Montrouge : découvertes

Marwan Moujaes, 40 jours de deuil, 2015, vidéo

Marwan Moujaes, 40 jours de deuil, 2015, vidéo

en espagnol

Plutôt de mettre l’accent (comme beaucoup) sur les changements de scénographie (un peu de sobriété après Matali Crasset), de présentation (entre une succession de stands mono-artistes et une exposition plus thématique) et d’accessibilité (les cartels sont épouvantables, bas et écrits en toutes petites lettres) – du mieux et du moins bien, et une inutile polémique entre deux bons commissaires -, je préfère, comme toujours, vous parler des artistes que j’ai découverts. Une fois de plus à Montrouge, je me trouve plutôt décalé par rapport aux choix des jurys : passe encore pour les chuchotements d’Anne Le Troter, et pour la déconstruction d’une cuillère par Clarissa Baumann, mais comment peut-on choisir de primer une vidéo pixelisée d’eau qui coule qui me semble être à l’art ce que Muzak est à la musique, un somnifère aseptique ? et une caravelle portugaise construite avec des rebuts ? Et, pour continuer ma grogne, passons sur les phrases habituelles du type « interroger notre mode de pensée, celui d’une civilisation aux technologies avancées » et sur un dialogue pompeux et creux entre poète, oracle, gardien et roi, et allons à ce qui m’a plu.
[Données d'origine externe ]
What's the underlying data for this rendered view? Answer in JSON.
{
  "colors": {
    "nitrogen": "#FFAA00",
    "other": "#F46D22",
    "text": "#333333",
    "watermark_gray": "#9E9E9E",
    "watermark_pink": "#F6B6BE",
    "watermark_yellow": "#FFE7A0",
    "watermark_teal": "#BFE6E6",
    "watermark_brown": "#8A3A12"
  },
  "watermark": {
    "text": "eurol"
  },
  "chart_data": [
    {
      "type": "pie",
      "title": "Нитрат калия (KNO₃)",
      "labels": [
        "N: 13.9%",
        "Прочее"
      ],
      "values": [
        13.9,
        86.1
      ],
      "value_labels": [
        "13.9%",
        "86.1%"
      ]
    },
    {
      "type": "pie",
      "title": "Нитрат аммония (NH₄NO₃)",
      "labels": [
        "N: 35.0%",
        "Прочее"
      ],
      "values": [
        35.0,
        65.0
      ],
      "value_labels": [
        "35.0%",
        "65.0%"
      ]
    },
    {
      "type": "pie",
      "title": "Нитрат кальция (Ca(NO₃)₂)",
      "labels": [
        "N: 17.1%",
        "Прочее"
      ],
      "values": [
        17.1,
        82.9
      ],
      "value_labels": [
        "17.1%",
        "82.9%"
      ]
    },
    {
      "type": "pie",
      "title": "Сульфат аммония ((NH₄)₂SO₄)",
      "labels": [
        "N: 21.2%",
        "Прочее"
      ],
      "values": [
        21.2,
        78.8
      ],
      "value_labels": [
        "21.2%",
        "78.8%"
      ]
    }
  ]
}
Camille Llobet, Voir ce qui est dit, 2015, deux vidéos

Camille Llobet, Voir ce qui est dit, 2015, deux vidéos

D’abord, le très intelligent et beau travail sur le langage et la traduction de Camille Llobet, que j’avais déjà remarquée il y a quelques années : dans la première de ses deux vidéos, on passe de la musique au signe, dans la seconde, du signe au mot, le tout à travers des gestes. Un chef d’orchestre dirige une répétition avec fougue, sa gestuelle est des plus expressives, mais on n’entend pas la musique, ni ne voit les musiciens (seul le bout d’un archet apparaît parfois). Aux côtés du chef, une jeune femme n’entend pas non plus la musique, elle est sourde, peut-être perçoit-elle des vibrations résonnant dans son corps même, mais surtout elle voit les musiciens jouer devant elle et elle traduit la scène par des gestes, puisque ce n’est qu’ainsi qu’elle sait s’exprimer, des gestes, des mimiques qui font écho à la gestuelle plus technique et codifiée du chef. Cette réinterprétation de la jeune femme est désordonnée, émotionnelle, baroque, elle est chargée d’énergie, mais aussi très égocentrée : alors que les bras du chef s’ouvrent et englobent en eux l’orchestre, ceux de la jeune femme sont plus fermés, plus ramassés, davantage pour son plaisir solitaire. Lui émet, elle reçoit; entre eux deux, les interprètes, justement, c’est-à-dire ici les musiciens, leurs gestes et leurs sons. Et, nous, tout aussi sourds devant ce film muet, croyons entendre la musique… (certains plus experts que moi reconnaîtront peut-être même la musique).
La seconde vidéo est une tentative de traduction en mots de la gestuelle de la jeune femme, qui semble, pour mieux exprimer son émotion, avoir pris quelques libertés avec les codes de la LSF : un interprète de LSF tente donc, en voix off, de mettre en paroles ce que la jeune femme signe, non sans hésitations, quasiment une lecture commentée de ce qui a été signé. C’est à la fois un travail très sensuel, où les corps sont très présents et ne peuvent laisser indifférent, tant les émotions sont fortes, et une réflexion complexe sur la traduction, le passage, ce qui s’y perd et ce qui s’y enrichit.

Maha Yammine, Obus, 2015

Maha Yammine, Obus, 2015

Ensuite deux artistes libanais, tous deux venant de l’école de Valenciennes : Marwan Moujaes a filmé les éruptions solaires pendant 40 jours, la durée du deuil pour des enfants tués en Syrie (en haut). Maha Yammine, elle, a disposé au sol, à peine visibles, des petits tas de sable fragiles qui pourraient être des ogives d’obus, ou, tout simplement, des bouteilles : une oeuvre fine et discrète, de jeu et de destruction, à côté d’autres trop bavardes.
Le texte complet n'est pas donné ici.